见姜白不愿意搭理自己,花眠有点不甘心,厚着脸皮要继续缠上去讲话,忽然就听见讲台上老师冷漠的声音响起来,“褚悦,这道几何题你过来解一下。”
花眠:“……”
数学老师推了推眼镜,“会吗?不会的话,就让……”
女老师望着花眠的同桌,是个干干净净的女孩子,长长的黑发扎了一个高马尾,没有留刘海,一双眼睛黑白分明,只是面无表情,神色间有些冷漠。她一时间竟然想不出这个孩子的名字了,皱着眉毛就要看座位表的时候,花眠已经利索的站起来了,有些墨绿色泽的黑发随意的脑后扎成一束,嘴角染着笑意,齐刘海下的琥珀色眸子却有些冷色,“这道题我会的。”
“哦?那你上来解。”
身边的座位变空了,姜白心中微微一动,看着她走向黑板,修长漂亮的手拿起讲台上的白色粉笔,唰唰的开始写题目,动作流畅,解题步骤行云流水。两分钟就把老师还没来得及讲的几何题目做了出来。

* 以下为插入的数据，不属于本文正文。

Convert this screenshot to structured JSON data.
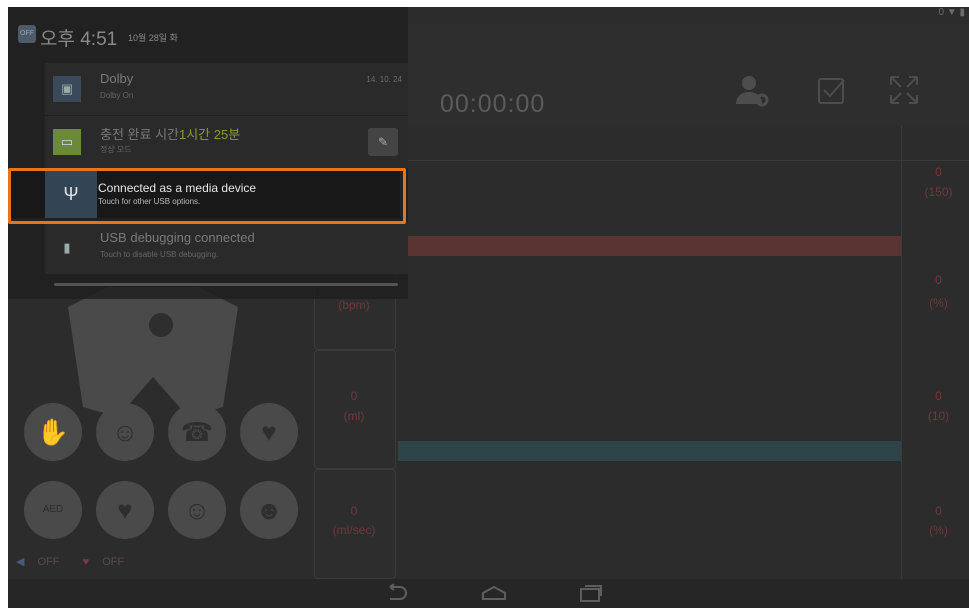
{
  "status_bar": {
    "right_icons": "0 ▼ ▮"
  },
  "header": {
    "timer": "00:00:00"
  },
  "measurements": {
    "left": [
      {
        "value": "",
        "unit": "(bpm)"
      },
      {
        "value": "0",
        "unit": "(ml)"
      },
      {
        "value": "0",
        "unit": "(ml/sec)"
      }
    ],
    "right": [
      {
        "value": "0",
        "unit": "(150)"
      },
      {
        "value": "0",
        "unit": "(%)"
      },
      {
        "value": "0",
        "unit": "(10)"
      },
      {
        "value": "0",
        "unit": "(%)"
      }
    ]
  },
  "bars": {
    "red": "#6a3c3a",
    "teal": "#2d4a4e"
  },
  "circle_buttons": [
    "AED"
  ],
  "toggles": {
    "voice": "OFF",
    "heart": "OFF"
  },
  "notification_shade": {
    "time": "오후 4:51",
    "date": "10월 28일 화",
    "items": [
      {
        "title": "Dolby",
        "subtitle": "Dolby On",
        "time": "14. 10. 24",
        "icon": "dolby-icon"
      },
      {
        "title": "충전 완료 시간",
        "highlight": "1시간 25분",
        "subtitle": "정상 모드",
        "icon": "battery-icon"
      },
      {
        "title": "Connected as a media device",
        "subtitle": "Touch for other USB options.",
        "icon": "usb-icon"
      },
      {
        "title": "USB debugging connected",
        "subtitle": "Touch to disable USB debugging.",
        "icon": "debug-icon"
      }
    ]
  },
  "colors": {
    "highlight_border": "#e8751a",
    "accent_green": "#9acd32"
  }
}
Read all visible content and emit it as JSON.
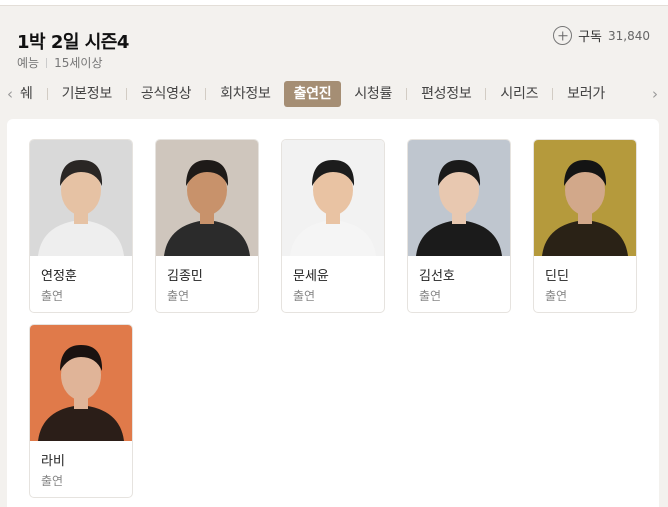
{
  "header": {
    "title": "1박 2일 시즌4",
    "genre": "예능",
    "rating": "15세이상",
    "subscribe_label": "구독",
    "subscriber_count": "31,840"
  },
  "tabs": [
    {
      "label": "쉐"
    },
    {
      "label": "기본정보"
    },
    {
      "label": "공식영상"
    },
    {
      "label": "회차정보"
    },
    {
      "label": "출연진",
      "active": true
    },
    {
      "label": "시청률"
    },
    {
      "label": "편성정보"
    },
    {
      "label": "시리즈"
    },
    {
      "label": "보러가"
    }
  ],
  "cast": [
    {
      "name": "연정훈",
      "role": "출연",
      "bg": "#d9d9d9",
      "skin": "#e6c2a4",
      "hair": "#2a2624",
      "shirt": "#eeeeee"
    },
    {
      "name": "김종민",
      "role": "출연",
      "bg": "#cfc6bd",
      "skin": "#c8926b",
      "hair": "#1e1a18",
      "shirt": "#2b2b2b"
    },
    {
      "name": "문세윤",
      "role": "출연",
      "bg": "#f2f2f2",
      "skin": "#e9c3a3",
      "hair": "#1c1c1c",
      "shirt": "#f5f5f5"
    },
    {
      "name": "김선호",
      "role": "출연",
      "bg": "#bfc6cf",
      "skin": "#e8c8b0",
      "hair": "#1a1a1a",
      "shirt": "#1b1b1b"
    },
    {
      "name": "딘딘",
      "role": "출연",
      "bg": "#b59a3c",
      "skin": "#d2a88a",
      "hair": "#141414",
      "shirt": "#2a2216"
    },
    {
      "name": "라비",
      "role": "출연",
      "bg": "#e07a4a",
      "skin": "#e0b498",
      "hair": "#1a1210",
      "shirt": "#2b1e18"
    }
  ]
}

姜白望着黑板上纵横交错的辅助线,以及漂亮的字母和数字,少女写完之后随意的将粉笔扔到讲台的粉笔盒里面,旁边女老师点点头,“不错,是这个解法,褚悦同学,你做的很不错,回去吧。”
姜白微微垂眸,望着自己的课本,一言不发。
——“阿白,我得了很严重的病。”
——“现在老师上课,我都有些听不懂了。”
不是听不懂,是从未听过。
又被骗了。
花眠回来之后,拿着笔,一本正经的看着课本,装作好好听课的样子,但是没有十分钟,姜白就听见她小声的说,“那个题我以前预习过,不是很难的。”
像是自言自语,又像是解释。
骗子。
姜白低着头看着课本,眸色清冷。
“……”花眠有点心虚,她继承了这个身体的记忆,本身也不笨,高中的题目自然是手到擒来,之前在出租屋里说的那些话,不过是为了把姜白骗过来陪她罢了。
小姜白虽然不笨,但是一个初中便辍学的人想要教她这个学霸,还是有点……嗯。